Murkowski, contending that oil can be taken from the refuge without endangering the environment, called it a matter of "our national security, as opposed to environmental extremists."

To press the point, he brought representatives from a number of veterans organizations to Capitol Hill last week to deride as one wrote Daschle "the heavy reliance of the United States on foreign oil."

Bush administration officials have stressed the same point.

Interior Secretary Gale Norton called recently for action on energy at a Capitol Hill news conference, in a speech to an oil conference in Louisiana and in letters to radio talk show hosts.

"Every day the United States imports 700,000 barrels of oil from (Iraq's) Saddam Hussein. ... It's time to start producing that energy in the United States," Norton wrote the radio hosts, volunteering to discuss the issue if invited.

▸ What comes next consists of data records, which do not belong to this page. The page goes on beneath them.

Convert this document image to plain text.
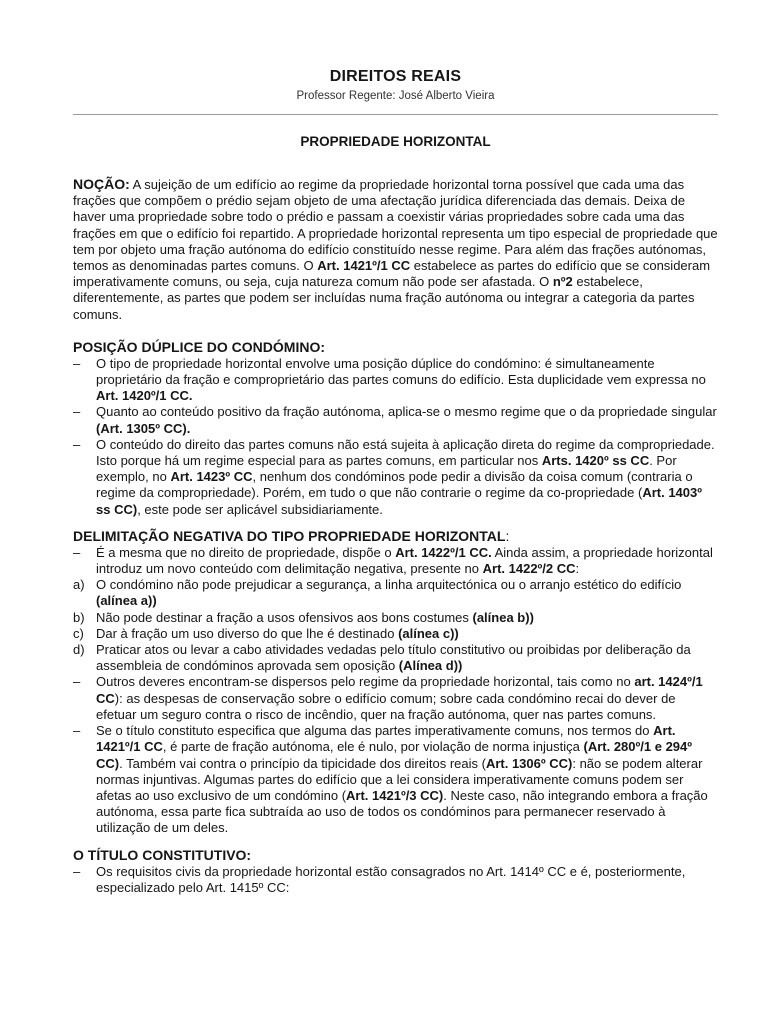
DIREITOS REAIS
Professor Regente: José Alberto Vieira
PROPRIEDADE HORIZONTAL

NOÇÃO: A sujeição de um edifício ao regime da propriedade horizontal torna possível que cada uma das frações que compõem o prédio sejam objeto de uma afectação jurídica diferenciada das demais. Deixa de haver uma propriedade sobre todo o prédio e passam a coexistir várias propriedades sobre cada uma das frações em que o edifício foi repartido. A propriedade horizontal representa um tipo especial de propriedade que tem por objeto uma fração autónoma do edifício constituído nesse regime. Para além das frações autónomas, temos as denominadas partes comuns. O Art. 1421º/1 CC estabelece as partes do edifício que se consideram imperativamente comuns, ou seja, cuja natureza comum não pode ser afastada. O nº2 estabelece, diferentemente, as partes que podem ser incluídas numa fração autónoma ou integrar a categoria da partes comuns.

POSIÇÃO DÚPLICE DO CONDÓMINO:
– O tipo de propriedade horizontal envolve uma posição dúplice do condómino: é simultaneamente proprietário da fração e comproprietário das partes comuns do edifício. Esta duplicidade vem expressa no Art. 1420º/1 CC.
– Quanto ao conteúdo positivo da fração autónoma, aplica-se o mesmo regime que o da propriedade singular (Art. 1305º CC).
– O conteúdo do direito das partes comuns não está sujeita à aplicação direta do regime da compropriedade. Isto porque há um regime especial para as partes comuns, em particular nos Arts. 1420º ss CC. Por exemplo, no Art. 1423º CC, nenhum dos condóminos pode pedir a divisão da coisa comum (contraria o regime da compropriedade). Porém, em tudo o que não contrarie o regime da co-propriedade (Art. 1403º ss CC), este pode ser aplicável subsidiariamente.
DELIMITAÇÃO NEGATIVA DO TIPO PROPRIEDADE HORIZONTAL:
– É a mesma que no direito de propriedade, dispõe o Art. 1422º/1 CC. Ainda assim, a propriedade horizontal introduz um novo conteúdo com delimitação negativa, presente no Art. 1422º/2 CC:
a) O condómino não pode prejudicar a segurança, a linha arquitectónica ou o arranjo estético do edifício (alínea a))
b) Não pode destinar a fração a usos ofensivos aos bons costumes (alínea b))
c) Dar à fração um uso diverso do que lhe é destinado (alínea c))
d) Praticar atos ou levar a cabo atividades vedadas pelo título constitutivo ou proibidas por deliberação da assembleia de condóminos aprovada sem oposição (Alínea d))
– Outros deveres encontram-se dispersos pelo regime da propriedade horizontal, tais como no art. 1424º/1 CC): as despesas de conservação sobre o edifício comum; sobre cada condómino recai do dever de efetuar um seguro contra o risco de incêndio, quer na fração autónoma, quer nas partes comuns.
– Se o título constituto especifica que alguma das partes imperativamente comuns, nos termos do Art. 1421º/1 CC, é parte de fração autónoma, ele é nulo, por violação de norma injustiça (Art. 280º/1 e 294º CC). Também vai contra o princípio da tipicidade dos direitos reais (Art. 1306º CC): não se podem alterar normas injuntivas. Algumas partes do edifício que a lei considera imperativamente comuns podem ser afetas ao uso exclusivo de um condómino (Art. 1421º/3 CC). Neste caso, não integrando embora a fração autónoma, essa parte fica subtraída ao uso de todos os condóminos para permanecer reservado à utilização de um deles.
O TÍTULO CONSTITUTIVO:
– Os requisitos civis da propriedade horizontal estão consagrados no Art. 1414º CC e é, posteriormente, especializado pelo Art. 1415º CC:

Sen. Jeff Bingaman, a New Mexico Democrat and chairman of the Senate Energy and Natural Resources Committee, bemoaned "the almost obsessive attention" focused on the Arctic refuge at the expense of other energy matters.

There are other places in Alaska and in the Gulf of Mexico where domestic oil resources have been ignored, he said. Growth in energy demand "will overwhelm any future domestic production even if ANWR were opened," he added.

The government estimates that at least 5.7 billion barrels and possibly as many as 16 billion barrels may be recoverable from the refuge, although how much will be pumped will depend on the price of oil. Environmentalists argue that ANWR has no more than 3.2 billion barrels, not enough to dramatically ease the country's reliance on imports.

"Drilling the Arctic refuge for a speculative six months supply of oil 10 years from now will not do anything to enhance our energy security," said Adam Kolton of the Alaska Wilderness League. He called the national security drumbeat "an attempt to exploit the tragedy of Sept. 11" to overcome opposition to opening the refuge.